The order of the classes must be the same as when encoding them for training the given model.
* `Branches` Define branches used in the given model's architecture. Available options are: Sequence, Secondary structure, Conservation score.
##### Sequences
You can provide the input sequences you wish to classify in following formats:
* BED file
* FASTA file
* Text input - Paste one sequence per line.
*Note: If the Conservation score branch is applied, only files in BED format are accepted, as the coordinates are necessary to get the score.*
`Alphabet` Define the nature of the sequences (DNA or RNA).
`BED file` When providing the sequences via an interval file, following must be specified:
* `Path to the BED file containing intervals to be classified`
* `Apply strand` Choose to apply (if available) or ignore strand information.

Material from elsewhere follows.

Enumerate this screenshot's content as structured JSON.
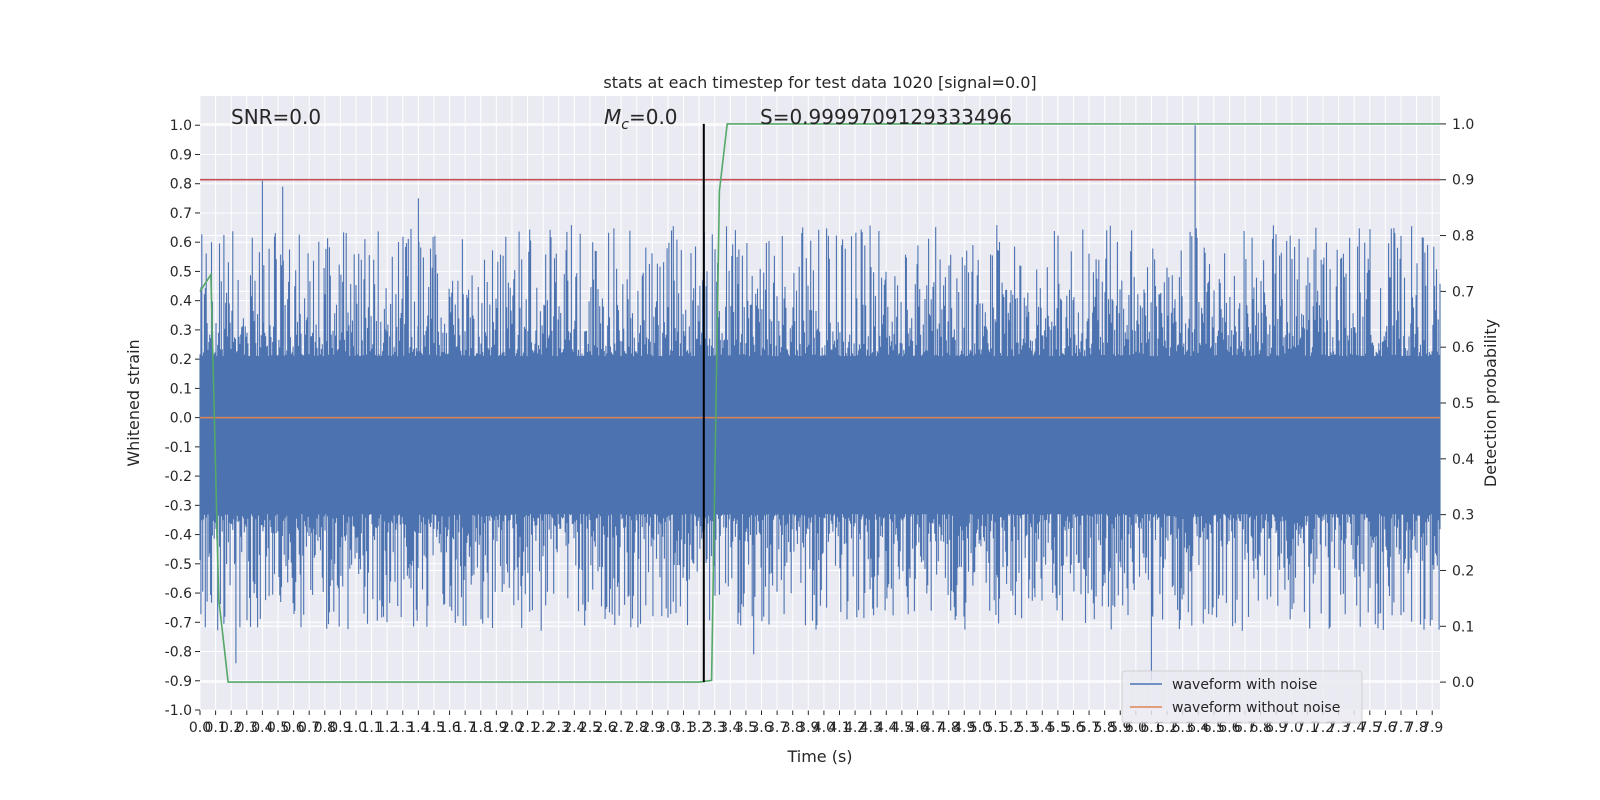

* `Path to the reference fasta file` File containing reference genome/transcriptome.
Required when Sequence or Secondary structure branch is selected.
* `Path to folder containing reference conservation files` Required when Conservation score branch is selected.'Path to folder containing reference conservation files'
*Note: When providing the sequences via FASTA file or text input, sequences shorter than the window size will be padded with Ns
(might affect the prediction accuracy). Longer sequences will be cut to the length of the window.*
`Run` After all the parameters are set and selected, press the run button.
Calculating the predictions might take minutes to hours, depending on the number of sequnces, branches, hardware available etc.
Results are exported to the 'prediction' subfolder in the selected `output folder`. Information about the input sequences
are preserved in the result file (e.g. fasta header or coordinates from a bed file), while there are two more columns with the results appended.
One column shows raw probabilities predicted by the model, the other class with the highest probability (#TODO decide upon the threshold).